Глава 9 Карина

Мне всегда хочется верить в лучшее в людях. Немного наивно, конечно. И жизнь не раз уже показывала обратное. Но разве можно совсем перестать верить? Тогда ведь всё рухнет. Я думаю, именно поэтому я и стала врачом. Чтобы давать шансы. Чтобы там, где кто-то махнул рукой, я могла попытаться изменить хоть что-то. Пусть маленькое, но важное. Шанс на лучшую жизнь, на надежду, на завтрашний день.

Вот и сейчас не могу отделаться от мыслей о том, стоит ли давать шанс Воронцову. Нет, не на то, чтобы вернуться ко мне. Это даже не обсуждается. Но он ведь может передумать насчёт ребёнка. Ну должен же. Отцовский инстинкт, совесть, чувство вины, называйте как угодно. Разве можно так легко отказаться от своей крови? Он не социопат, не маньяк, у него есть сердце. Я сама не верю, что говорю это, но всё же надеюсь.

А если всё пойдёт по худшему сценарию… На случай, если он не передумает, у меня уже есть план Б. Та самая мысль, которую подкинула Надя. Уехать. Сбежать. Бросить работу, привычный ритм, привычный город. Для меня это звучит страшно, почти как катастрофа. Но если выбора не останется, если придётся спасать жизнь ребёнка, я уйду без колебаний. Себя-то я ещё могу поставить под удар, но не его.

Вадим, ты же оправдаешь мои ожидания? Ты же не такой, каким пытаешься казаться?

Как только появляюсь в клинике, сразу замечаю Надю. Она как всегда в ярком платье, лёгкая походка, улыбка, но взгляд внимательный.
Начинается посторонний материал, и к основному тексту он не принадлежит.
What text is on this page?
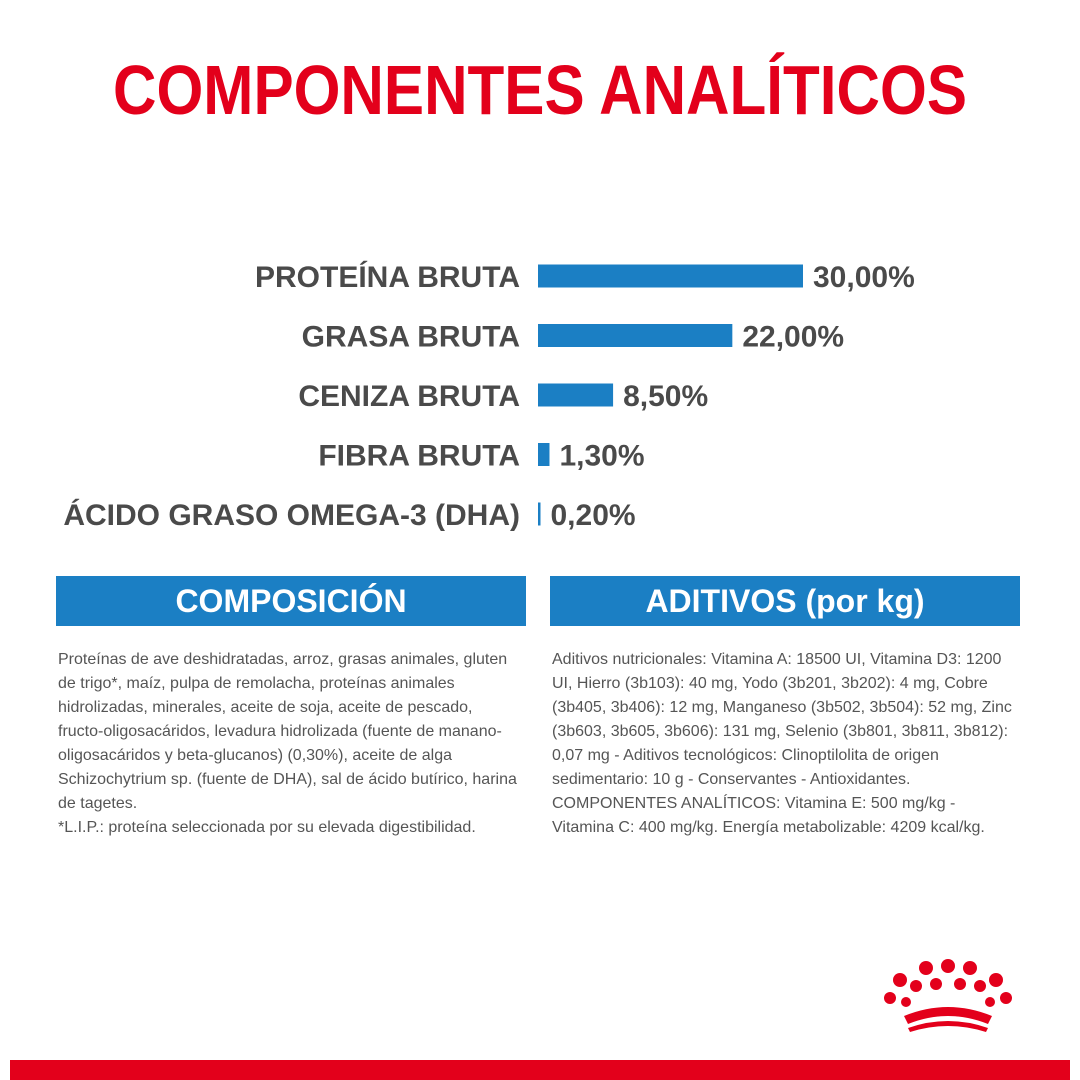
COMPONENTES ANALÍTICOS
PROTEÍNA BRUTA	30,00%
GRASA BRUTA	22,00%
CENIZA BRUTA	8,50%
FIBRA BRUTA 1,30%
ÁCIDO GRASO OMEGA-3 (DHA) 0,20%
COMPOSICIÓN	ADITIVOS (por kg)
Proteínas de ave deshidratadas, arroz, grasas animales, gluten de trigo*, maíz, pulpa de remolacha, proteínas animales hidrolizadas, minerales, aceite de soja, aceite de pescado, fructo-oligosacáridos, levadura hidrolizada (fuente de manano-oligosacáridos y beta-glucanos) (0,30%), aceite de alga Schizochytrium sp. (fuente de DHA), sal de ácido butírico, harina de tagetes.
*L.I.P.: proteína seleccionada por su elevada digestibilidad.
Aditivos nutricionales: Vitamina A: 18500 UI, Vitamina D3: 1200 UI, Hierro (3b103): 40 mg, Yodo (3b201, 3b202): 4 mg, Cobre (3b405, 3b406): 12 mg, Manganeso (3b502, 3b504): 52 mg, Zinc (3b603, 3b605, 3b606): 131 mg, Selenio (3b801, 3b811, 3b812): 0,07 mg - Aditivos tecnológicos: Clinoptilolita de origen sedimentario: 10 g - Conservantes - Antioxidantes. COMPONENTES ANALÍTICOS: Vitamina E: 500 mg/kg - Vitamina C: 400 mg/kg. Energía metabolizable: 4209 kcal/kg.
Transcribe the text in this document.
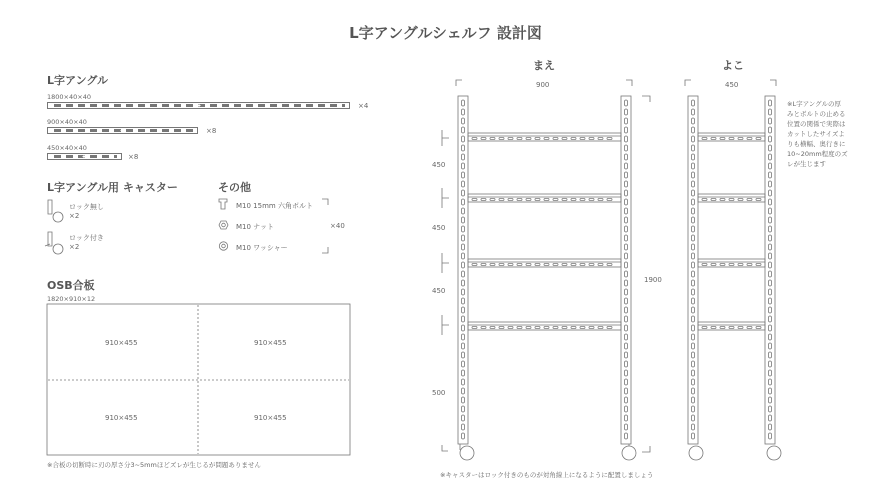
L字アングルシェルフ 設計図
L字アングル
1800×40×40
×4
900×40×40
×8
450×40×40
×8
L字アングル用 キャスター
ロック無し
×2
ロック付き
×2
その他
M10 15mm 六角ボルト
M10 ナット
M10 ワッシャー
×40
OSB合板
1820×910×12
910×455	910×455
910×455	910×455
※合板の切断時に刃の厚さ分3~5mmほどズレが生じるが問題ありません
まえ
900
1900
450
450
450
500
※キャスターはロック付きのものが対角線上になるように配置しましょう
よこ
450
※L字アングルの厚
みとボルトの止める
位置の関係で実際は
カットしたサイズよ
りも横幅、奥行きに
10~20mm程度のズ
レが生じます
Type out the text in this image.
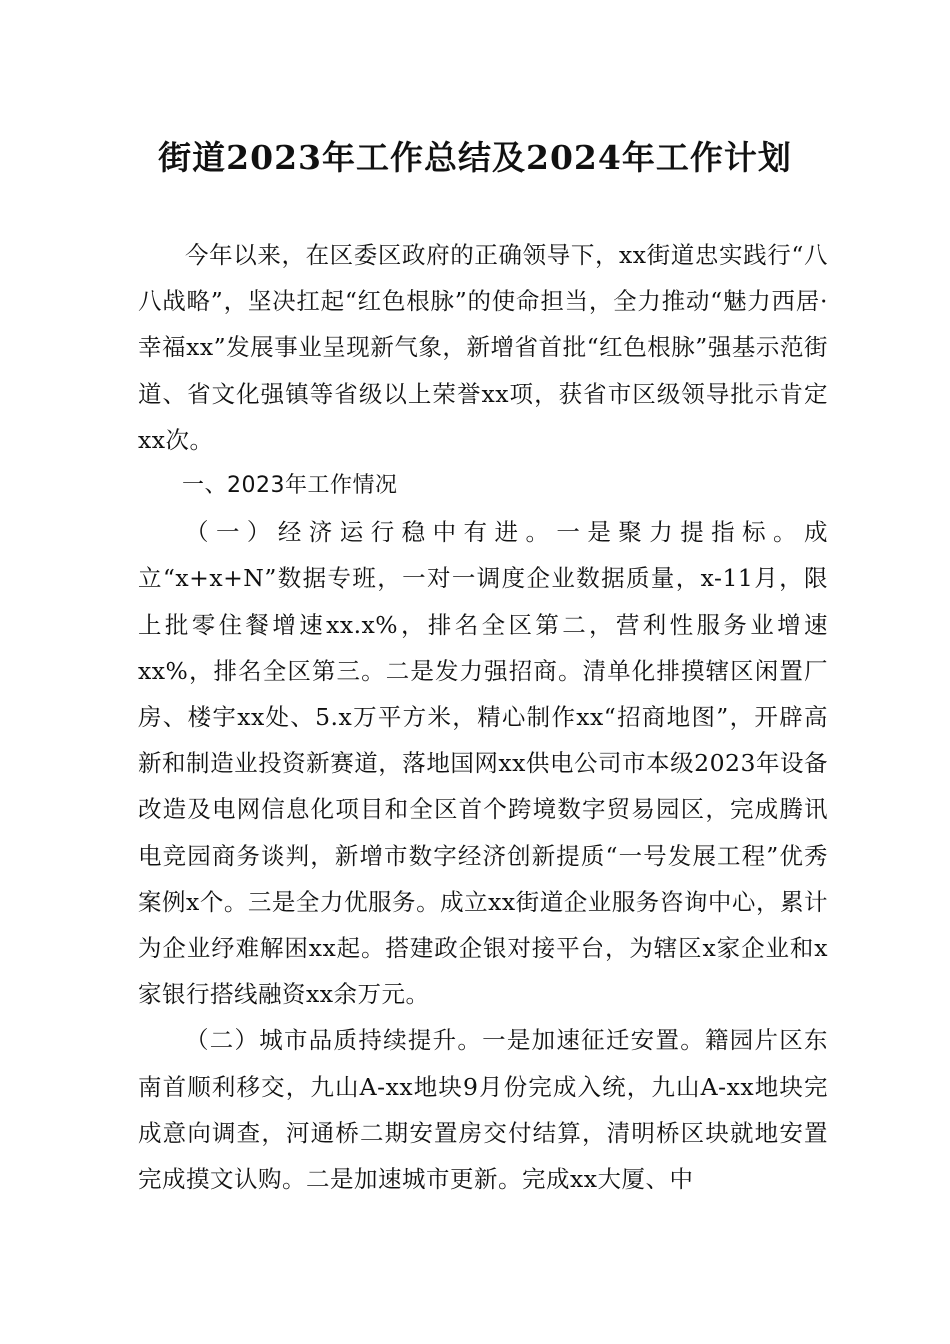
街道2023年工作总结及2024年工作计划

今年以来，在区委区政府的正确领导下，xx街道忠实践行“八八战略”，坚决扛起“红色根脉”的使命担当，全力推动“魅力西居·幸福xx”发展事业呈现新气象，新增省首批“红色根脉”强基示范街道、省文化强镇等省级以上荣誉xx项，获省市区级领导批示肯定xx次。

一、2023年工作情况

（一）经济运行稳中有进。一是聚力提指标。成立“x+x+N”数据专班，一对一调度企业数据质量，x-11月，限上批零住餐增速xx.x%，排名全区第二，营利性服务业增速xx%，排名全区第三。二是发力强招商。清单化排摸辖区闲置厂房、楼宇xx处、5.x万平方米，精心制作xx“招商地图”，开辟高新和制造业投资新赛道，落地国网xx供电公司市本级2023年设备改造及电网信息化项目和全区首个跨境数字贸易园区，完成腾讯电竞园商务谈判，新增市数字经济创新提质“一号发展工程”优秀案例x个。三是全力优服务。成立xx街道企业服务咨询中心，累计为企业纾难解困xx起。搭建政企银对接平台，为辖区x家企业和x家银行搭线融资xx余万元。

（二）城市品质持续提升。一是加速征迁安置。籍园片区东南首顺利移交，九山A-xx地块9月份完成入统，九山A-xx地块完成意向调查，河通桥二期安置房交付结算，清明桥区块就地安置完成摸文认购。二是加速城市更新。完成xx大厦、中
Подходит ближе к стойке ресепшена, будто специально ждала.

— Ну что, Карин, ты не передумала? — тихонько спрашивает, едва слышно, чтобы никто из случайных ушей не уловил.

Я опускаю глаза, перекатываю в руках телефон.

— Надь, я долго думала… и решила, что посмотрю, как пройдёт сегодняшний вечер.

— Ты сейчас серьёзно? — её скептический взгляд буквально прожигает меня насквозь.

Я машинально перекрещиваю руки на груди, словно это может защитить. Сердце ноет неприятно, будто предупреждает: «Осторожно, впереди снова боль».

— Да, я хорошо подумала, — говорю упрямо.

— Воронцова, ты у меня умная. Но вот конкретно сейчас… — она осекается, прищуривается.

— Давай уж, говори, — выдыхаю, заранее зная ответ.

— Дура, — рубит она, даже не моргнув.

Я смущённо отвожу взгляд. Её слова звучат жёстко, но в них только забота.

— Надь, а вдруг… — начинаю несмело.

— Нельзя быть такой наивной, — качает головой. — Сколько тебе надо звоночков? Чтобы набат зазвенел прямо над ухом?

— Я всё понимаю. Но он же отец. Вдруг он увидит его на экране и передумает?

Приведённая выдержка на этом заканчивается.